FDA Releases Order to Protect Antimicrobial Drug From Use in Food Animals
Posted 04 January 2012 | By
The US Food and Drug Administration today released an order, titled, "New Animal Drugs; Cephalosporin Drugs; Extralabel Animal Drug Use; Order of Prohibition", that is aimed at prohibiting the off-label use of cephalosporin antimicrobial drugs in certain food-producing animals.
The agency found that off-label use of the antimicrobial in food-producing animals was likely to be unsafe and represent a risk to the public.
The rule follows an attempt to regulate the antimicrobial in July of 2008. In response to comments, that original date was pushed back for an initial 60 days. In response to further comments in August of 2008, the agency revoked the order, and withdrew the final rule in November of 2008.
Prior comments to the rule collapsed in to two general categories:
- The rule was too broad, and prohibited some judicious off-label uses of cephalosporin; and
- The FDA was not legally justified to issue the order as it was precautionary, and not in response to any real or actual threat.
FDA's new revision takes in to account the comments received in response to the first category.

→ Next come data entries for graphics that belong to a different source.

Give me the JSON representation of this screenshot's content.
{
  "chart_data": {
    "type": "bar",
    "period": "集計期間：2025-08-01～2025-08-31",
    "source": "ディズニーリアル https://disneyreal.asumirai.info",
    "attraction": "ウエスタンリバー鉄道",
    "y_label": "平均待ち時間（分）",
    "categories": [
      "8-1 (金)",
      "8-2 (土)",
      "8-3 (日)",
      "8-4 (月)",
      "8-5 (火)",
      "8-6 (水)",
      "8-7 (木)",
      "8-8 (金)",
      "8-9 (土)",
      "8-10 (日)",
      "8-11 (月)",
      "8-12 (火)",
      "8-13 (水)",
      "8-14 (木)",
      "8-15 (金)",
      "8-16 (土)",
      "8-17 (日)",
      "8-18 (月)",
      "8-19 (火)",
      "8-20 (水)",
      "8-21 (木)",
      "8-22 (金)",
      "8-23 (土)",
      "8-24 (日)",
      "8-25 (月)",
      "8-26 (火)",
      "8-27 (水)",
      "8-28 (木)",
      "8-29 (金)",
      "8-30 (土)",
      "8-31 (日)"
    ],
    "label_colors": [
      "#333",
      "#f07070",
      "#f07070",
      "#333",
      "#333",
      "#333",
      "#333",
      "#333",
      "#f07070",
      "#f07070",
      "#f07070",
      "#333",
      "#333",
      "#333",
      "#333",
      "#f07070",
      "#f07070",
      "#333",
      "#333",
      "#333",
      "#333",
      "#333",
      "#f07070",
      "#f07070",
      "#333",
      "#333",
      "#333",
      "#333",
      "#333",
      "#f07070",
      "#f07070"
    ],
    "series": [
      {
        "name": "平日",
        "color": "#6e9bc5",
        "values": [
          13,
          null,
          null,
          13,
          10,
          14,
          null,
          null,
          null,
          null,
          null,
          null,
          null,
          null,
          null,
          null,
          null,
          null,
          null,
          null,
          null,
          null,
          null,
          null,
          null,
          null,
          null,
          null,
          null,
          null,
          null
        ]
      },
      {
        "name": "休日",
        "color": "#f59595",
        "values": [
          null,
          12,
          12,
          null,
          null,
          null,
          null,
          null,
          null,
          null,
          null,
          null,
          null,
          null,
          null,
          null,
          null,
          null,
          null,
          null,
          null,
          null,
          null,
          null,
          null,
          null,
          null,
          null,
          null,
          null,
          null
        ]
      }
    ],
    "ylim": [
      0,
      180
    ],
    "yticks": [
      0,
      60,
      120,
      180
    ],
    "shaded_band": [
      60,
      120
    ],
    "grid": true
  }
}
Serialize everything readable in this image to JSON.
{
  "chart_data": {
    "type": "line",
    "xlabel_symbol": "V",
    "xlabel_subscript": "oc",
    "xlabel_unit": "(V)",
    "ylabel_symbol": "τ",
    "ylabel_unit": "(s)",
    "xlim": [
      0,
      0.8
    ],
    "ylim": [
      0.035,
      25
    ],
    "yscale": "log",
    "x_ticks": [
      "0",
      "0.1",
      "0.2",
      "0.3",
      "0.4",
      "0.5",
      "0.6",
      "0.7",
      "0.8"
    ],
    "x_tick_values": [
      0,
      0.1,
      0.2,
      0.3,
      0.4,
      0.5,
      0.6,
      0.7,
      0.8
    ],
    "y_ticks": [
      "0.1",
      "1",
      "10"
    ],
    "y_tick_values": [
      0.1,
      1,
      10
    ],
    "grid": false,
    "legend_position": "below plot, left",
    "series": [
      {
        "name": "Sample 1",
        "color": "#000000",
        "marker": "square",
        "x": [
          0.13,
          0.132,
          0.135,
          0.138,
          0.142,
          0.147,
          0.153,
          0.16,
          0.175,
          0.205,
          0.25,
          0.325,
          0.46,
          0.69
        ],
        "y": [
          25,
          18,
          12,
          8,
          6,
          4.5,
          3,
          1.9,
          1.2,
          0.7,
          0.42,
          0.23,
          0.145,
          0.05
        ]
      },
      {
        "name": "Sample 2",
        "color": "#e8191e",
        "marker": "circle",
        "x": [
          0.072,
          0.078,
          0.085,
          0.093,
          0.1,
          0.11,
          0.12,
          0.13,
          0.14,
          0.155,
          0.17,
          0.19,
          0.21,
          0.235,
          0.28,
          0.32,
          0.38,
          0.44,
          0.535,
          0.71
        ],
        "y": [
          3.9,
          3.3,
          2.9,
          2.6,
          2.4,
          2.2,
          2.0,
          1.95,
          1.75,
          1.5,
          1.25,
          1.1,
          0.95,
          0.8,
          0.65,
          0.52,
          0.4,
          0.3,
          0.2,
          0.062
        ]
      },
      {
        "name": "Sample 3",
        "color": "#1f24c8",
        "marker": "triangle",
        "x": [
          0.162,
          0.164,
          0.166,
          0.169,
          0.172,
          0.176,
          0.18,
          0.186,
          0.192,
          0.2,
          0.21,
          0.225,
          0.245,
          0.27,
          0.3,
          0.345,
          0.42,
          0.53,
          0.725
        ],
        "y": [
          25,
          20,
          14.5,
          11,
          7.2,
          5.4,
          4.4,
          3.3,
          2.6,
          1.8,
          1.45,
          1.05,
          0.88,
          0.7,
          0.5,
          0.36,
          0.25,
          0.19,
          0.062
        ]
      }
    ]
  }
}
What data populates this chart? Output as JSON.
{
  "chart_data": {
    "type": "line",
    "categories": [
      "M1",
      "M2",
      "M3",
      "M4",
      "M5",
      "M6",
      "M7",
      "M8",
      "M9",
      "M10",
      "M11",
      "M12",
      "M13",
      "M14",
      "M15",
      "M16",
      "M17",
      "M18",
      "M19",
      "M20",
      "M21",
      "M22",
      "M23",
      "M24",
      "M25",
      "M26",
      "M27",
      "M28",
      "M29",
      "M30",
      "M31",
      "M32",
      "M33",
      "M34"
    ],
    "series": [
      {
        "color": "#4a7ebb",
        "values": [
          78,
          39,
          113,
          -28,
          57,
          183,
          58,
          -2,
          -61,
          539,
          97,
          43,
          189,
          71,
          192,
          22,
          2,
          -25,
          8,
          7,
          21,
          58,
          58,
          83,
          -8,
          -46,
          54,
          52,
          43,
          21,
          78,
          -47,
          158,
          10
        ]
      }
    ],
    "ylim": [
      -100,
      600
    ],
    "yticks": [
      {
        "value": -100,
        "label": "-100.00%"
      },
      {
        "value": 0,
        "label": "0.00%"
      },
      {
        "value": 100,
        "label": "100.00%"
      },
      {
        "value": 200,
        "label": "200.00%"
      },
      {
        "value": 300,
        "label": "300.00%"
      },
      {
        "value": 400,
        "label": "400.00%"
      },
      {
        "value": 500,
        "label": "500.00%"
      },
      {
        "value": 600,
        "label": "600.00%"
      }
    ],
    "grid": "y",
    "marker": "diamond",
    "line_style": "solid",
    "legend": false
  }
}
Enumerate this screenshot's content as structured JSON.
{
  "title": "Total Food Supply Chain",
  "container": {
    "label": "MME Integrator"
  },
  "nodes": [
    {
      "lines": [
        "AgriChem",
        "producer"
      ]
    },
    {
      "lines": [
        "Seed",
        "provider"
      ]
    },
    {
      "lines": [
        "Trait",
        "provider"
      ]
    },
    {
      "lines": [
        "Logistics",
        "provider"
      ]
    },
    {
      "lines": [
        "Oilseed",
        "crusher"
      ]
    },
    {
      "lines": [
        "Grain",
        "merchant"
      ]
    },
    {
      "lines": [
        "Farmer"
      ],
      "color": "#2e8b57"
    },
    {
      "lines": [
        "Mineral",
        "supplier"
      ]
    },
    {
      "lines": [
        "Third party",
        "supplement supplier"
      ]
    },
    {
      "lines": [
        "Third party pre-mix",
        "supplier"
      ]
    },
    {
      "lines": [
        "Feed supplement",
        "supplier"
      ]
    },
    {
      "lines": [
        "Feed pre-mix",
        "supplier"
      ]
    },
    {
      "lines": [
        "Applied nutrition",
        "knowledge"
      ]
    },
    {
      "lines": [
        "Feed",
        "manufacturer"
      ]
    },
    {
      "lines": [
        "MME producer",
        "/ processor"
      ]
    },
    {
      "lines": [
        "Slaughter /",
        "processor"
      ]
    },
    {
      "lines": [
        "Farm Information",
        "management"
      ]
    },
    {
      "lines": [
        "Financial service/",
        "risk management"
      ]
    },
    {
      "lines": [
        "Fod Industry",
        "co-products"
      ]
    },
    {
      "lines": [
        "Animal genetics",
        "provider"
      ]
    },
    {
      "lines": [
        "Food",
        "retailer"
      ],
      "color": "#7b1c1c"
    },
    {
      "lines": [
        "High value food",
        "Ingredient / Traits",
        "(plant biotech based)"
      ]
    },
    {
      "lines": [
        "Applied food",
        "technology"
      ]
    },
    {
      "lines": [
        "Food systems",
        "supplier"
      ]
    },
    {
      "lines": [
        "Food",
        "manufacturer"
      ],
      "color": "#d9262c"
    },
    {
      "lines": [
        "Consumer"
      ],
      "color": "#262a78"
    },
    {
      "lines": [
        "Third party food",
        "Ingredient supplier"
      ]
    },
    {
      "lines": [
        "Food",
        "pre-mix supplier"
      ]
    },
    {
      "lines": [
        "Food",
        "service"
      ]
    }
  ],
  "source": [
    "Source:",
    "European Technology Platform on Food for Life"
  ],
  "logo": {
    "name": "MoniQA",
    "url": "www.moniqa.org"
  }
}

The new order will prohibit the off-label use of cephalosporin in cattle, swine, chickens, and turkeys. Specifically, the order bans cephalosporin use:
- for disease-prevention purposes;
- at unapproved doses;
- at unapproved frequencies;
- at unapproved durations; and
- at unapproved routes of administration.
Further, the order bans the use of cephalosporin drugs not specifically approved for major food species.
However, the order does not prohibit the use of cephalosporin in minor food-producing species.
The rule becomes final 90 days after the rule's publication in the Federal Register (6 January).